Kirchen und Kapellen in Schutterwald

 

Pfarrkirche St. Jakobus Schutterwald

Im Jahr 1784 wurde der Grundstein zur Kirche St. Jakobus gelegt. Zu dieser Zeit war die Blüte des Barocks bereits vorbei. Während das Äußere des Baues den Barockkirchen der Nachbardörfer gleicht, wurde die Inneneinrichtung in einfacherer Weise, ohne die vielfach überladenen Formen des Barocks ausgeführt, was lange kunsthistorisch als bedeutungslose Imitation gewertet wurde, bis nach Feststellungen von Kunstexperten unsere Kirche als wichtiges Übergangsglied vom späten Barock zur folgenden klassizistischen Periode erkannt wurde.
Im Kirchenführer finden Sie weitere Details und Bilder zur Jakobuskirche.
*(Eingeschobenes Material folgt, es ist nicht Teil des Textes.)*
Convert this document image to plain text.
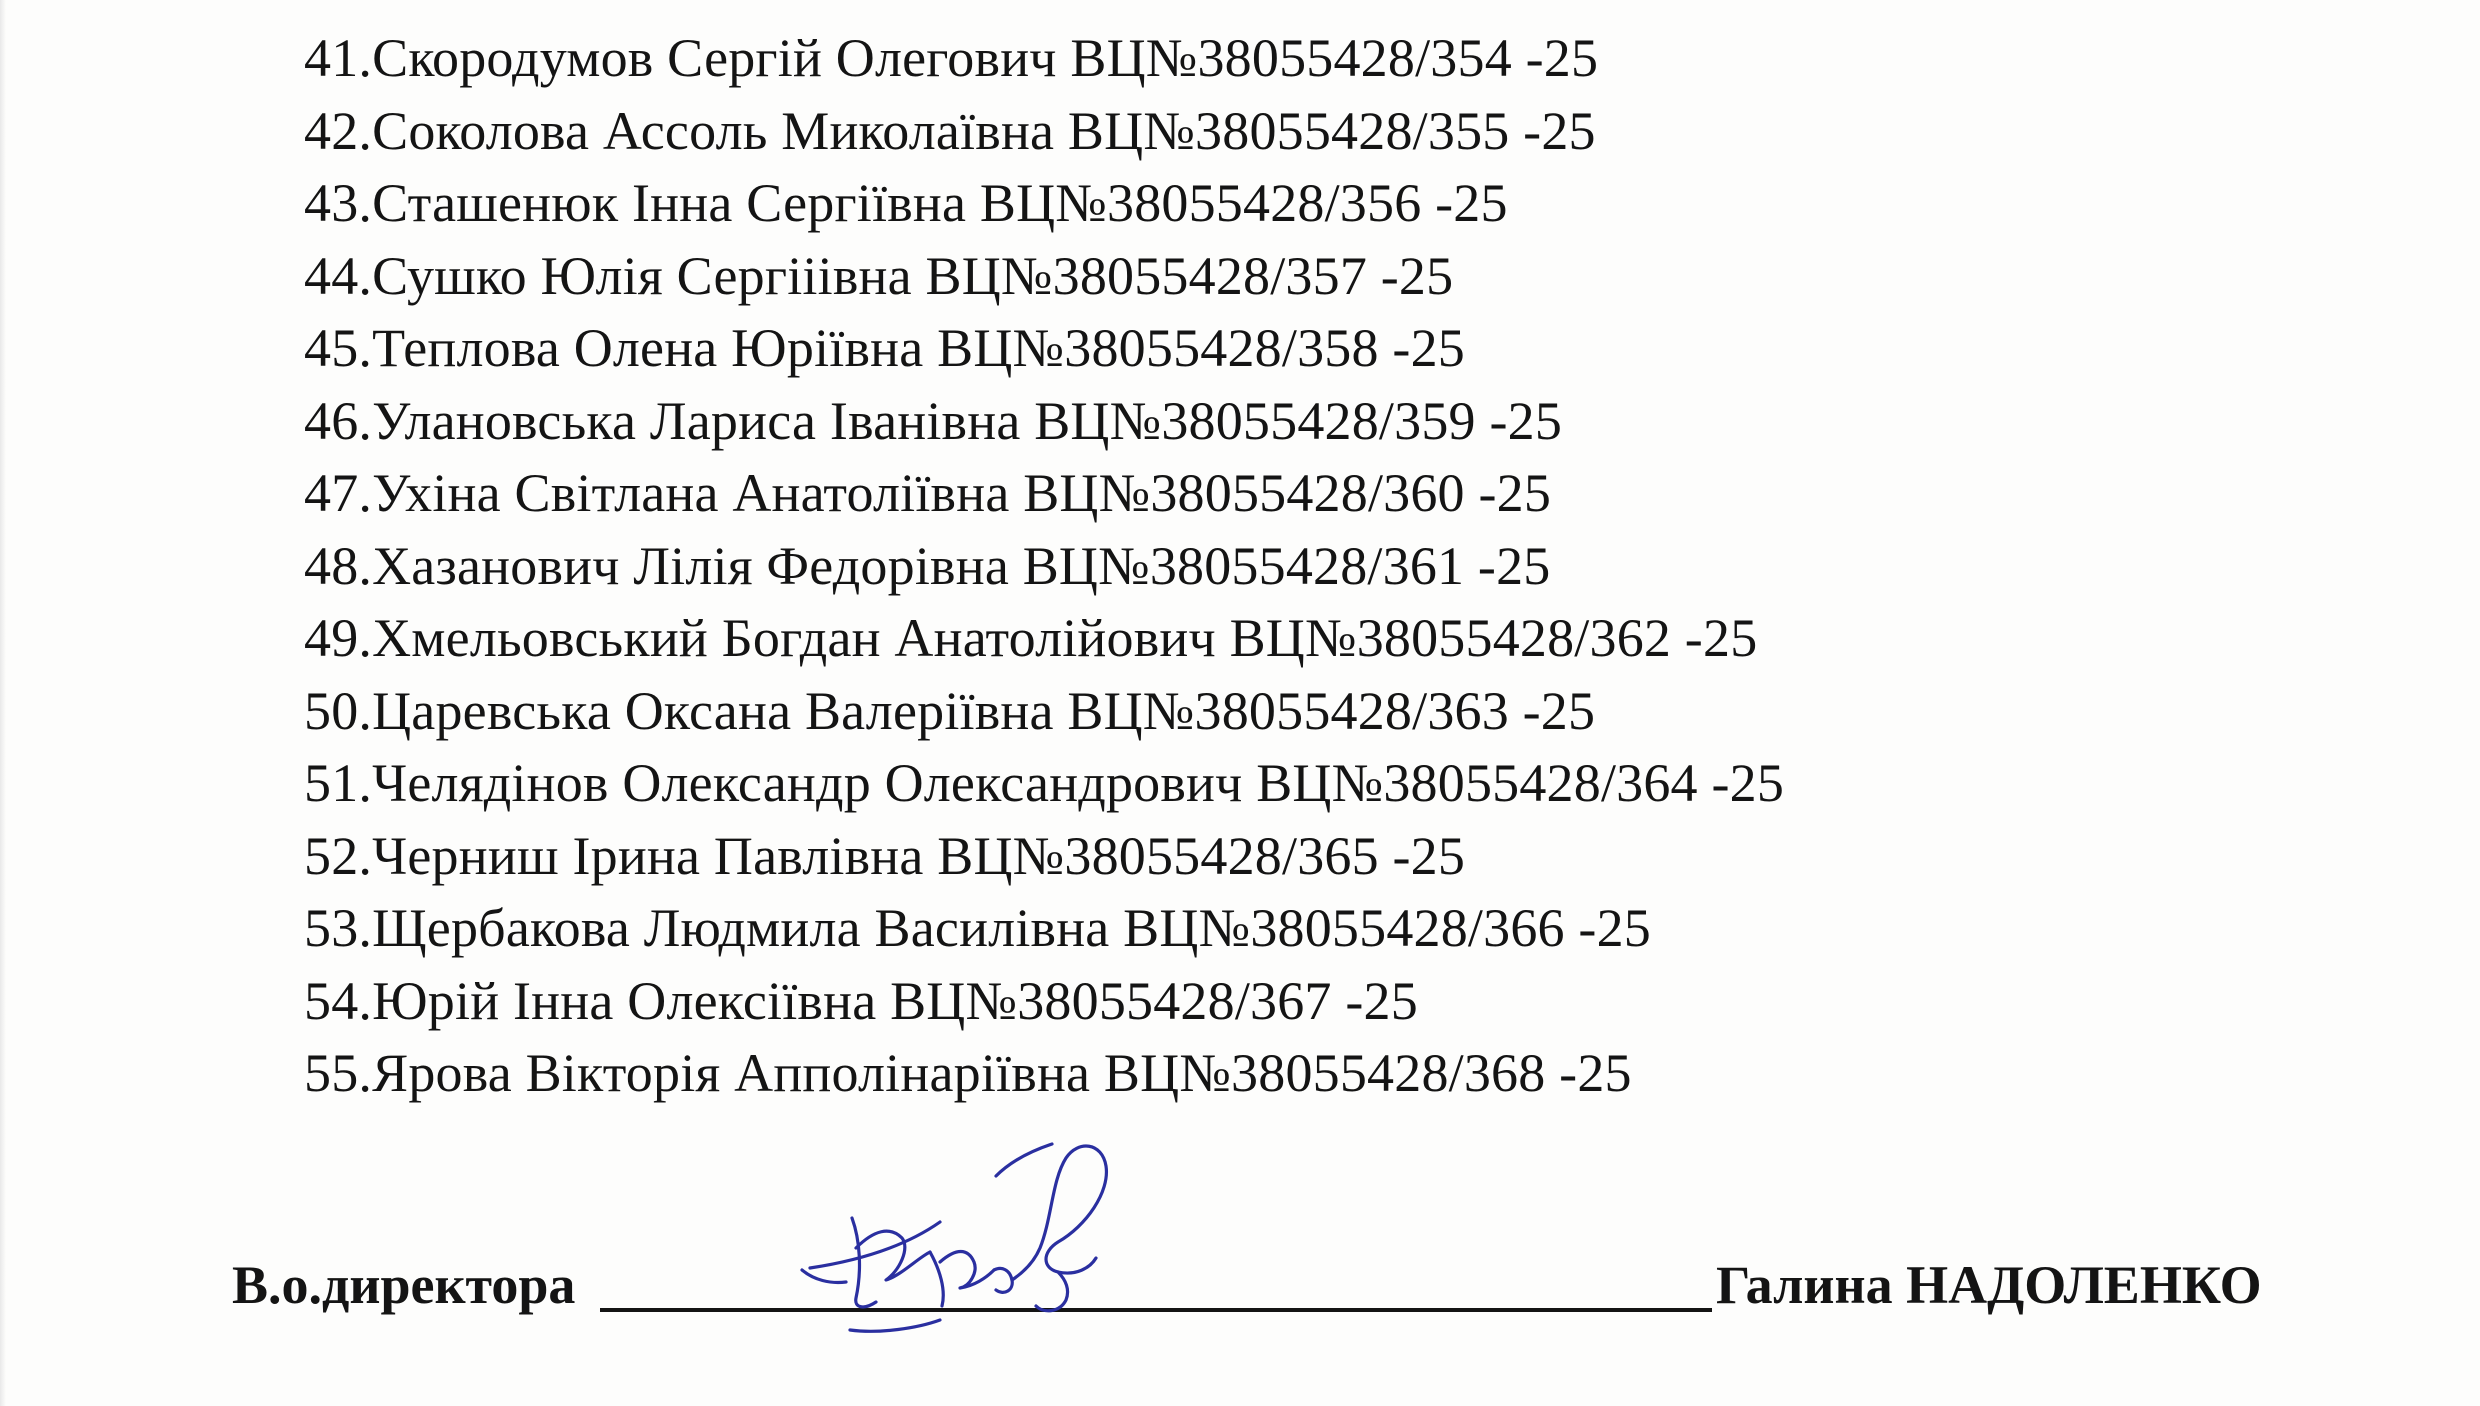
41.Скородумов Сергій Олегович ВЦ№38055428/354 -25
42.Соколова Ассоль Миколаївна ВЦ№38055428/355 -25
43.Сташенюк Інна Сергіївна ВЦ№38055428/356 -25
44.Сушко Юлія Сергііівна ВЦ№38055428/357 -25
45.Теплова Олена Юріївна ВЦ№38055428/358 -25
46.Улановська Лариса Іванівна ВЦ№38055428/359 -25
47.Ухіна Світлана Анатоліївна ВЦ№38055428/360 -25
48.Хазанович Лілія Федорівна ВЦ№38055428/361 -25
49.Хмельовський Богдан Анатолійович ВЦ№38055428/362 -25
50.Царевська Оксана Валеріївна ВЦ№38055428/363 -25
51.Челядінов Олександр Олександрович ВЦ№38055428/364 -25
52.Черниш Ірина Павлівна ВЦ№38055428/365 -25
53.Щербакова Людмила Василівна ВЦ№38055428/366 -25
54.Юрій Інна Олексіївна ВЦ№38055428/367 -25
55.Ярова Вікторія Апполінаріївна ВЦ№38055428/368 -25
В.о.директора	Галина НАДОЛЕНКО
Die Jakobuskirche ist das Ende der 6. Etappe und der Ausgangspunkt der 7. Etappe des Kinzigtäler Jakobusweg der von Loßburg bis nach Straßburg führt.
Hier läuten die "Schutterwälder Glocken"

 

Marienkirche Langhurst

Der Grundstein für die Schutterwälder "Filialkirche" wurde am 22. November 1970 gelegt.
Schutzpatronin dieser modernen Kirche ist die Gottesmutter Maria.

Die Filialkirche St. Marien in Langhurst verfügt über ein dreistimmiges Geläut der Glockengießerei Heidelberg aus dem Jahr 1974. Die Bronzeglocken sind in mittelschweren bis schweren Rippen gegossen. Auf der Flanke zeigen diese einfachen Symbolschmuck, die Inschriften sind als Band unter der Haube angeordnet: Die Glocke 1 ist eine Heilig-Geist-Glocke, die Glocke 2 ist eine Marienglocke und die Glocke 3 ist eine Josefsglocke. In der Melodielinie erklingt das Te Deum-Motiv.
Die Glockenstube ist oberhalb des Haupteinganges in den Baukörper integriert und beherbergt die Glocken in einem Stahlglockenstuhl.
Hier läuten die "Langhurster Glocken"
 

Kapelle Höfen

Am 24. Juli 1957 schenkte Friseur Josef Ritter der katholischen Kirchengemeinde ein 142 qm großes Grundstück mit der Auflage, daß hier eine Kapelle gebaut werden solle.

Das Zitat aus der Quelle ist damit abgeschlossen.